Репин заметил моё состояние и спросил:
– Что с вами, Тимофей Васильевич? На вас лица нет!
– Прошу прощения, господа. Рисунок Ивана Семёновича меня просто поразил. Дарья получилась как живая.
– А кто это и что с ней произошло? – смущённо произнёс молодой художник.
– Она была моей любимой женщиной и должна была стать женой. После того как шесть с лишним лет назад было предотвращено покушение на тогда ещё цесаревича Николая Александровича, один из революционеров-террористов, желая досадить мне, убил её, – я замолчал, пытаясь проглотить образовавшийся в горле ком.
– Извините, ваше высокоблагородие, – повинно произнёс Куликов.
– Ничего, Иван Семёнович, дело прошлое. Время, как говорят, лечит. Могу вам сообщить, что с сегодняшнего дня вы приняты на государеву службу в чине коллежского регистратора. А если поможете выполнить поставленную его императорским величеством задачу, то можно будет шагнуть сразу в губернские секретари, а там и до титулярного советника и личного дворянства недалеко, – я пожал ошарашенному Куликову руку. Отпустив её, достал часы. – В общем, быстренько собирайтесь, у нас осталось два часа до поезда на Гатчину. Берите только то, что понадобится для вашей художественной деятельности, и учтите, что работать придётся не только в помещениях, но и буквально на ходу. Всё остальное получите во дворце, а ваши личные вещи позже подвезут.
Молодой художник смотрел на меня с каким-то ужасом, без слов открывая и закрывая рот. Я повернулся к Репину.
– Илья Ефимович, думаю, наша великолепная Императорская Академия художеств поможет первому в мире художнику-криминалисту всеми необходимыми для рисования средствами. А то, боюсь, Ивану Семёновичу через пару дней придётся поехать в дальнюю и длительную поездку, а я, собственно, даже не представляю, где закупить необходимое. И по времени – полный цейтнот.
– Конечно-конечно, поможет, Тимофей Васильевич, даже не переживайте, – ответил мне не менее удивлённый, чем его ученик, Репин, а потом продолжил, обращаясь уже к Куликову: – Иван Семёнович, дойдите до канцелярии и скажите, что я распорядился выдать всё, что вам понадобится для работы.

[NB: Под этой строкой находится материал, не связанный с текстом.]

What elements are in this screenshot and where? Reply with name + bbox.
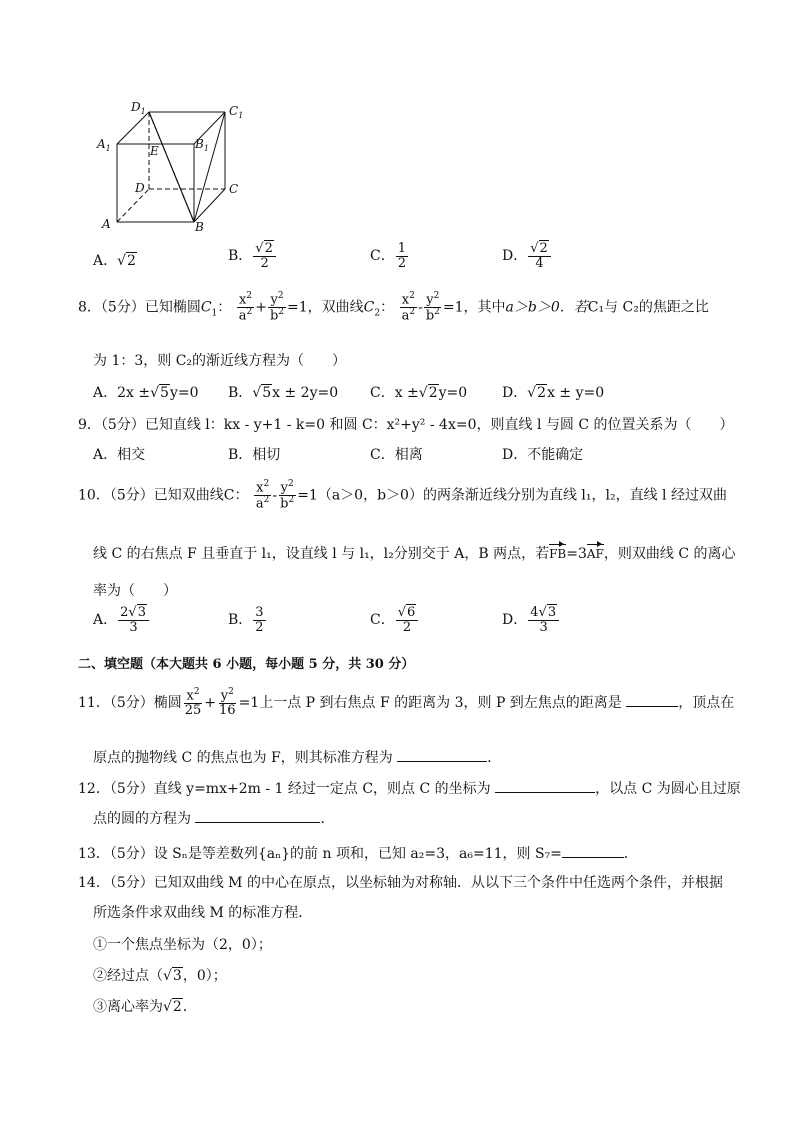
q8-line2: 为 1：3，则 C₂的渐近线方程为（ ） <box>93 353 347 369</box>
q10-option-b: B． $\frac{3}{2}$ <box>228 605 264 635</box>
label-a1: $A_1$ <box>97 137 111 153</box>
label-a: A <box>102 217 111 231</box>
label-b: B <box>195 220 204 234</box>
q7-option-a: A．√2 <box>93 253 136 269</box>
q12-answer-blank-2[interactable] <box>195 810 320 823</box>
q9-option-b: B．相切 <box>228 447 281 463</box>
q7-option-c: C． $\frac{1}{2}$ <box>370 241 406 271</box>
q14-condition-1: ①一个焦点坐标为（2，0）； <box>93 937 272 953</box>
q9-option-d: D．不能确定 <box>502 447 584 463</box>
q7-option-b: B． $\frac{√2}{2}$ <box>228 242 277 270</box>
label-b1: $B_1$ <box>195 137 209 153</box>
q12-line2: 点的圆的方程为 ． <box>93 811 335 827</box>
q10-option-d: D． $\frac{4√3}{3}$ <box>502 606 560 634</box>
cube-figure <box>90 95 260 240</box>
q10-line2: 线 C 的右焦点 F 且垂直于 l₁，设直线 l 与 l₁，l₂分别交于 A，B 两点，若FB=3AF，则双曲线 C 的离心 <box>93 546 736 562</box>
q8-option-c: C．x ±√2y=0 <box>370 385 468 401</box>
q14-line1: 14．（5分）已知双曲线 M 的中心在原点，以坐标轴为对称轴．从以下三个条件中任选两个条件，并根据 <box>78 875 723 891</box>
q8-option-d: D．√2x ± y=0 <box>502 385 605 401</box>
label-d1: $D_1$ <box>131 100 146 116</box>
q11-answer-blank-1[interactable] <box>626 694 678 707</box>
q13-stem: 13．（5分）设 Sₙ是等差数列{aₙ}的前 n 项和，已知 a₂=3，a₆=11，则 S₇= ． <box>78 846 638 862</box>
q8-option-b: B．√5x ± 2y=0 <box>228 385 339 401</box>
q14-condition-2: ②经过点（√3，0）； <box>93 968 227 984</box>
q12-answer-blank-1[interactable] <box>495 780 595 793</box>
q8-stem: 8．（5分）已知椭圆$C_1$： $\frac{x^2}{a^2}$ + $\frac{y^2}{b^2}$ =1，双曲线$C_2$： $\frac{x^2}{a^2}$ - $\frac{y^2}{b^2}$ =1，其中a＞b＞0．若C₁与 C₂的焦距之比 <box>78 291 709 324</box>
section-2-title: 二、填空题（本大题共 6 小题，每小题 5 分，共 30 分） <box>78 657 415 672</box>
q10-option-c: C． $\frac{√6}{2}$ <box>370 606 419 634</box>
q9-option-c: C．相离 <box>370 447 423 463</box>
q9-option-a: A．相交 <box>93 447 146 463</box>
q10-stem: 10．（5分）已知双曲线C： $\frac{x^2}{a^2}$ - $\frac{y^2}{b^2}$ =1（a＞0，b＞0）的两条渐近线分别为直线 l₁，l₂，直线 l 经过双曲 <box>78 479 727 512</box>
q11-stem: 11．（5分）椭圆 $\frac{x^2}{25}$ + $\frac{y^2}{16}$ =1上一点 P 到右焦点 F 的距离为 3，则 P 到左焦点的距离是 ，顶点在 <box>78 687 735 718</box>
q14-line2: 所选条件求双曲线 M 的标准方程． <box>93 905 313 921</box>
label-c: C <box>229 182 239 196</box>
label-e: E <box>150 144 159 158</box>
q11-line2: 原点的抛物线 C 的焦点也为 F，则其标准方程为 ． <box>93 750 502 766</box>
q8-option-a: A．2x ±√5y=0 <box>93 385 199 401</box>
q10-line3: 率为（ ） <box>93 583 177 599</box>
q7-option-d: D． $\frac{√2}{4}$ <box>502 242 552 270</box>
q11-answer-blank-2[interactable] <box>397 749 487 762</box>
q14-condition-3: ③离心率为√2． <box>93 999 197 1015</box>
q13-answer-blank[interactable] <box>562 845 624 858</box>
q9-stem: 9．（5分）已知直线 l：kx - y+1 - k=0 和圆 C：x²+y² - 4x=0，则直线 l 与圆 C 的位置关系为（ ） <box>78 417 734 433</box>
label-c1: $C_1$ <box>229 104 244 120</box>
q10-option-a: A． $\frac{2√3}{3}$ <box>93 606 150 634</box>
q12-line1: 12．（5分）直线 y=mx+2m - 1 经过一定点 C，则点 C 的坐标为 ，以点 C 为圆心且过原 <box>78 781 741 797</box>
label-d: D <box>135 181 145 195</box>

Кстати, Тимофей Васильевич, а сколько её будет, этой работы?
– Точно не скажу. Давайте ориентироваться, что за время этой поездки Ивану Семёновичу придётся нарисовать около двухсот портретов. При этом часто придётся работать буквально на коленке в стеснённых условиях. Поэтому сами решайте, что надо.
Через пару часов мы тряслись в поезде до Гатчины. В Приоратском дворце Куликов, подписав все необходимые бумаги, был введён генералом Ширинкиным в курс того, в каком расследовании он будет участвовать. Мне даже стало как-то жаль художника, он совсем не представлял себе, как изменилась его жизнь. Кстати, рисунок Дарьи я забрал себе. Не знаю, придётся ли объяснять Марии, кто это, но он всегда будет со мной.
Следующий день прошёл в изучении поступающих докладов по повторной проверке столичных слуг, обслуживающих царскую семью в Ливадии. Буров за день, пока никого на квартирах, в домах не было, успел «прошмонать» места жительства семи слуг. В этом ему помогали Логунова Татьяна и старший агент Зарянский Сергей Владимирович, в своё время также входивший в конвой его ещё высочества Николая. Один из фанатов стрельбы по-македонски и рукопашного боя. Пришлось его добавить в нашу группу, так как «боевика и скорохвата» нам не хватало.
Вечером приехал коллежский асессор Кошко, которого также разместили в Приоратском дворце. После подписания в рабочем кабинете необходимых документов, связанных с секретностью расследования, ввели в курс дела и познакомили с членами группы. После того, как Ширинкин покинул наше собрание, я отправил всех остальных по их комнатам и остался с сыщиком наедине.
– Есть какие-нибудь идеи, Аркадий Францевич? – поинтересовался я.